Расписание фестиваля

26 февраля - начало заседаний ДжиБиСи
02 марта - День явления Бхактисиддханты Сарасвати Тхакура
10 марта - окончание заседаний ДжиБиСи, заезд преданых, адхиваса Киртан-мелы
11 марта - открытие фестиваля
11-15 марта - Киртан-мела
11-15 марта - вечер, посвященный проповеди в общинах, награждение
распространителей мировой санкиртаны, Русский день
15 марта - адхиваса Шри Навадвипа-мандала-парикрамы
16 марта - начало Шри Навадвипа-мандала-парикрамы
22 марта - возвращение Шри Навадвипа-мандала-парикрамы в Маяпур, катание Шри
Шри Радхи-Мадхавы на лодке
22-27 марта - праздничные мероприятия и культурные программы,
23 марта - процессия со слонами, погружение праха ушедших
24 марта - фестиваль в Шантипуре по случаю дня ухода Шрилы Мадхавендры Пури
25 марта - Ганга-пуджа
26 марта - Ратха-ятра Господа Джаганнатхи
27 марта - праздник Гаура-пурнимы - День явления Господа Чайтаньи Махапрабху
28 марта - Пир Джаганнатхи Мишры
29  марта - отъезд участников

----------


## Сёма

Хари бол!

а как забронировать жильё? сайт их что-то не работает(

----------


## Madana-mohana das IDS

Лучше присоединиться к организованной группе паломников.

----------


## Сёма

Спасибо, Мадана Мохана прабху!

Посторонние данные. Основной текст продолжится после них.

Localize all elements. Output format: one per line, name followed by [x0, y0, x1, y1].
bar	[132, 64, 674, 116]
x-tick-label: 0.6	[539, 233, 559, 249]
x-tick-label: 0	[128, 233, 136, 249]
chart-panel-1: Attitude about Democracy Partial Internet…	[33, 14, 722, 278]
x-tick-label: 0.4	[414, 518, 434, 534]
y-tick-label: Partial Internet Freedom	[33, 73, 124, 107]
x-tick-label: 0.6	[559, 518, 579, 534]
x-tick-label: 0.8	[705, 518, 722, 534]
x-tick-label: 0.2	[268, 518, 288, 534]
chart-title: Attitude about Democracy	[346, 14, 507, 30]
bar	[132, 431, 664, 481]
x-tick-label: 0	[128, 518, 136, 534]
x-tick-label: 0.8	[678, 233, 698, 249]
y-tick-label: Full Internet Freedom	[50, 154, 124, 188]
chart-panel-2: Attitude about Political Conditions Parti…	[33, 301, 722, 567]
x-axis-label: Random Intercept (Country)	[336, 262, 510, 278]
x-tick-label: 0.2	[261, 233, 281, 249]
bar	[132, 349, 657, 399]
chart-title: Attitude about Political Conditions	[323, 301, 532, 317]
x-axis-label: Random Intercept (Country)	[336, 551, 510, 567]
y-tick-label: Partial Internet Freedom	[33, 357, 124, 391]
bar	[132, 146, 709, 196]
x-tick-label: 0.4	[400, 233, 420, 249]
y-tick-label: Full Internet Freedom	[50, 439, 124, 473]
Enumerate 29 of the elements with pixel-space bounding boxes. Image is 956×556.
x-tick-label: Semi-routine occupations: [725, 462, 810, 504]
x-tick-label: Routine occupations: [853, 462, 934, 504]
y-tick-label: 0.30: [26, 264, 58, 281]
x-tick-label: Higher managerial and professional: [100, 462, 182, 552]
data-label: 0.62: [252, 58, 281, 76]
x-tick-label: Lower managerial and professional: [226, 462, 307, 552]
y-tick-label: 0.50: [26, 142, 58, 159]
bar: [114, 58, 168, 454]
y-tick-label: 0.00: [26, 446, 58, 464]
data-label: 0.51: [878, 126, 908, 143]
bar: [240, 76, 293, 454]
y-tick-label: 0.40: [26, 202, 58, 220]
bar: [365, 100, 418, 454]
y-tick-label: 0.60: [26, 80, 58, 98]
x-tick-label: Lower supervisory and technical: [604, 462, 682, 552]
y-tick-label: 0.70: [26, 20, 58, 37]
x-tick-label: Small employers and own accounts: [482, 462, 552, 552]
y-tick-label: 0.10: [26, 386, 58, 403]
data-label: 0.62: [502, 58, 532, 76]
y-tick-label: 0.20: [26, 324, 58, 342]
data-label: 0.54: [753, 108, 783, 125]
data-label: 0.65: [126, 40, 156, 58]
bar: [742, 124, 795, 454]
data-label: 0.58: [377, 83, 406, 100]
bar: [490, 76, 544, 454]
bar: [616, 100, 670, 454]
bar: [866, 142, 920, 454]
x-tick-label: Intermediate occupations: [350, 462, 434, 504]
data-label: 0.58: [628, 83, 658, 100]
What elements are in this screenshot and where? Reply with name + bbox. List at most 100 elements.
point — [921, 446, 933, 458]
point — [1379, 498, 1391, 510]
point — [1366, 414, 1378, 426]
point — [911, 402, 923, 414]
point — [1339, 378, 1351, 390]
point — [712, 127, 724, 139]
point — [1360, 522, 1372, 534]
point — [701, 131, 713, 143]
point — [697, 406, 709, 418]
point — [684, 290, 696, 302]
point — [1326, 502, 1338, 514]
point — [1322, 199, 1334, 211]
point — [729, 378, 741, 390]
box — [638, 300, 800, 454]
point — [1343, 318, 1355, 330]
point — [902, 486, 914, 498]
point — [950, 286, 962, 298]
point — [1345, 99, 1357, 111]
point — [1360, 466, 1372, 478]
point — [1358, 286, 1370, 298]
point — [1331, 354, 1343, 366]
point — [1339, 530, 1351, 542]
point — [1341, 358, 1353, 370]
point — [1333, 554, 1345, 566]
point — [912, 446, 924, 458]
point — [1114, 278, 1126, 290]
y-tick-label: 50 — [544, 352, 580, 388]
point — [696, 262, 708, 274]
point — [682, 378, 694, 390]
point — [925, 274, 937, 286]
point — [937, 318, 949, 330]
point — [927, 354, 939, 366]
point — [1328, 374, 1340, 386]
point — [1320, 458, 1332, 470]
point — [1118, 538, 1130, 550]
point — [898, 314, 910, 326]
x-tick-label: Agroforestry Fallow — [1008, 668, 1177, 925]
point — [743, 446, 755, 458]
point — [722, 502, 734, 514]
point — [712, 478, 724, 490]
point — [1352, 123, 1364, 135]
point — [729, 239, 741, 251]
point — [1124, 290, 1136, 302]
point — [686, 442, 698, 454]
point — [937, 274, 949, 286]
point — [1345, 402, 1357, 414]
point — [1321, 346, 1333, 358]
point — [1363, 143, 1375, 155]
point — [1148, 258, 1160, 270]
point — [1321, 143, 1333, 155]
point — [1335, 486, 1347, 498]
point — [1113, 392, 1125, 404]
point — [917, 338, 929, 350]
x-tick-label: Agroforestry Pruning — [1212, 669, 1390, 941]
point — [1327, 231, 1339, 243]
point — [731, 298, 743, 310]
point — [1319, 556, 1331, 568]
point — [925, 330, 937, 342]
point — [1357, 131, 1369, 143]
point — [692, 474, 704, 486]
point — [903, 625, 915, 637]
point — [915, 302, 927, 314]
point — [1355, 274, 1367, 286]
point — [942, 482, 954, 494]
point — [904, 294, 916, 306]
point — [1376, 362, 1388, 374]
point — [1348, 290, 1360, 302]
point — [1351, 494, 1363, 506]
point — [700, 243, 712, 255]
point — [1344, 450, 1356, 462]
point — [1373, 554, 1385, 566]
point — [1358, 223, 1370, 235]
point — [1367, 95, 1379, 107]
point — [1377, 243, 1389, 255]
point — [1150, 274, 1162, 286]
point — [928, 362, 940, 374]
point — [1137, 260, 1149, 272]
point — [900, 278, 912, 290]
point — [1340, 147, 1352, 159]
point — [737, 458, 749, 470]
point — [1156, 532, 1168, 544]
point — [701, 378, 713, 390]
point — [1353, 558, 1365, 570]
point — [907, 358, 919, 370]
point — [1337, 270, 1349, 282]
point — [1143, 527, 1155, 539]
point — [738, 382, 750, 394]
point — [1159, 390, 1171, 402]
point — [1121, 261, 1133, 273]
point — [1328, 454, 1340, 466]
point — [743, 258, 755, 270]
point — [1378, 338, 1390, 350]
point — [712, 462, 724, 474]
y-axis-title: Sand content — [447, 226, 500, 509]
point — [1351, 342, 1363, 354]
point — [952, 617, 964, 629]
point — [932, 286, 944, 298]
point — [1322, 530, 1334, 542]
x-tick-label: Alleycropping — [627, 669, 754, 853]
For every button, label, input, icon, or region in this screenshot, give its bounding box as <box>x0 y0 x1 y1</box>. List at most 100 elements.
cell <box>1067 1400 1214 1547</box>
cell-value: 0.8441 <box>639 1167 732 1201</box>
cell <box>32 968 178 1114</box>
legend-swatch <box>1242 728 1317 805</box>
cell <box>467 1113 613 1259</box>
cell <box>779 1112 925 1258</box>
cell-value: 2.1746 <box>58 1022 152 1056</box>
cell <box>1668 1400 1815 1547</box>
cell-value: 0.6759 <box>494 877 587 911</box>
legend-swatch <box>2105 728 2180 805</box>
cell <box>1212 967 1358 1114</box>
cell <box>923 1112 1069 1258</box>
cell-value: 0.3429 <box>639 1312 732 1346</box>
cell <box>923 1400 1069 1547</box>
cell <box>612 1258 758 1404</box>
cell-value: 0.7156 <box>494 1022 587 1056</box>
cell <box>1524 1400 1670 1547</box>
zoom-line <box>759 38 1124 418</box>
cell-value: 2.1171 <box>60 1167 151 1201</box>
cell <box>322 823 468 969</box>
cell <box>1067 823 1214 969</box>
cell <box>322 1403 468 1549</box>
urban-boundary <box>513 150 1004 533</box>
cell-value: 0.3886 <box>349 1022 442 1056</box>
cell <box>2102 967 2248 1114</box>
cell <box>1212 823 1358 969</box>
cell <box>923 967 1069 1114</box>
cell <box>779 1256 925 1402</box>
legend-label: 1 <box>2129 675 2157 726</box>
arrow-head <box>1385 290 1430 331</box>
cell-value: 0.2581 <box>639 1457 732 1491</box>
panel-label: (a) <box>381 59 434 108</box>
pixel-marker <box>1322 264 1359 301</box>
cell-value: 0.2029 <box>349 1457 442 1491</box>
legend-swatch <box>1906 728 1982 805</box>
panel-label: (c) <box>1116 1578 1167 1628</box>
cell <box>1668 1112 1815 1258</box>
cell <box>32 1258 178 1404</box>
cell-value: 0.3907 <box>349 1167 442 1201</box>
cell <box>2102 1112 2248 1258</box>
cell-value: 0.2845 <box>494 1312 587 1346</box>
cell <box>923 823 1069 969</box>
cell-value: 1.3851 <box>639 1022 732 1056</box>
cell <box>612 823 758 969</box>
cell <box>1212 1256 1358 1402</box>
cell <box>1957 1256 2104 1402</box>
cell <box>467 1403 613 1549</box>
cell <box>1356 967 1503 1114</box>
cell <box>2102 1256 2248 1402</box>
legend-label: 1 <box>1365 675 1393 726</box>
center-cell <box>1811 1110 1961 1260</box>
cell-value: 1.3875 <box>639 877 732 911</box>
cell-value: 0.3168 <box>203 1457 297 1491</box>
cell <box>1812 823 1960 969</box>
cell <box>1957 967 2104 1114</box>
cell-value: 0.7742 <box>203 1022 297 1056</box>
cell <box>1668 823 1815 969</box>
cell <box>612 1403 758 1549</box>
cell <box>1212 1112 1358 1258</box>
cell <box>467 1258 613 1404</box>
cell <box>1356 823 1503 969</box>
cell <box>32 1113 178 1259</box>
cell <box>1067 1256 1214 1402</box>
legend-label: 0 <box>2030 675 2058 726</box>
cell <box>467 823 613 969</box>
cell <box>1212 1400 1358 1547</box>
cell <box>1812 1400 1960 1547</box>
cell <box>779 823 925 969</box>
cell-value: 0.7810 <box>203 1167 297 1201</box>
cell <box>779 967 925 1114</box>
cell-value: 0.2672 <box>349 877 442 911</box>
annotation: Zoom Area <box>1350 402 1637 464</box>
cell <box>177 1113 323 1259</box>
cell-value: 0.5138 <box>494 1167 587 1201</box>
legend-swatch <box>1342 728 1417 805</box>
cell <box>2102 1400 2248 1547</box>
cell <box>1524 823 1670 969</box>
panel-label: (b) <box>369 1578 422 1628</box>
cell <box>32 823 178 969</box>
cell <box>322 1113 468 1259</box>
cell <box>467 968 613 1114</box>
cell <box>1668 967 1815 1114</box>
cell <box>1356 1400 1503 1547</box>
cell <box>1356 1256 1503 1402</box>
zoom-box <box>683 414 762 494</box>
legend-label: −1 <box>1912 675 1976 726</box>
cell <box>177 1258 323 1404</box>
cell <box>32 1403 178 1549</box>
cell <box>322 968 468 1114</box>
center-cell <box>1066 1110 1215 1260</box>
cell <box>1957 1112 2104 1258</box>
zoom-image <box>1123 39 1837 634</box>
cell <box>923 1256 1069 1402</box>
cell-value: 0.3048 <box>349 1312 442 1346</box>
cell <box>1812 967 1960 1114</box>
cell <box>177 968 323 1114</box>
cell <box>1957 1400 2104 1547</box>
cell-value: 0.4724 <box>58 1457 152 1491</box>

А вы могли бы поделиться контактами организаторов поездки?

----------


## Madana-mohana das IDS

Мы с вами живем в разных концах страны, поэтому я не обладаю информацией о том какие группы едут из вашего города.
Поспрашивайте у местных вайшнавов.

----------


## Сёма

ладно, поспрашиваю у местных. но не вижу разницы через кого бронировать жильё  :doom:

----------


## Лакшалата бхакти деви даси

> ладно, поспрашиваю у местных. но не вижу разницы через кого бронировать жильё


"(Town) Yaroslavl" <yaroslavl@cis.pamho.net> напишите Рамананда Райу прабху, он организатор групповых поездок. Может быть, еще успеете  :smilies: .

----------


## Лакшалата бхакти деви даси

> "(Town) Yaroslavl" <yaroslavl@cis.pamho.net> напишите Рамананда Райу прабху, он организатор групповых поездок. Может быть, еще успеете .


  Прошу прощения, несколько дней, как адрес поменялся: ramananda_raya@mail.ru

----------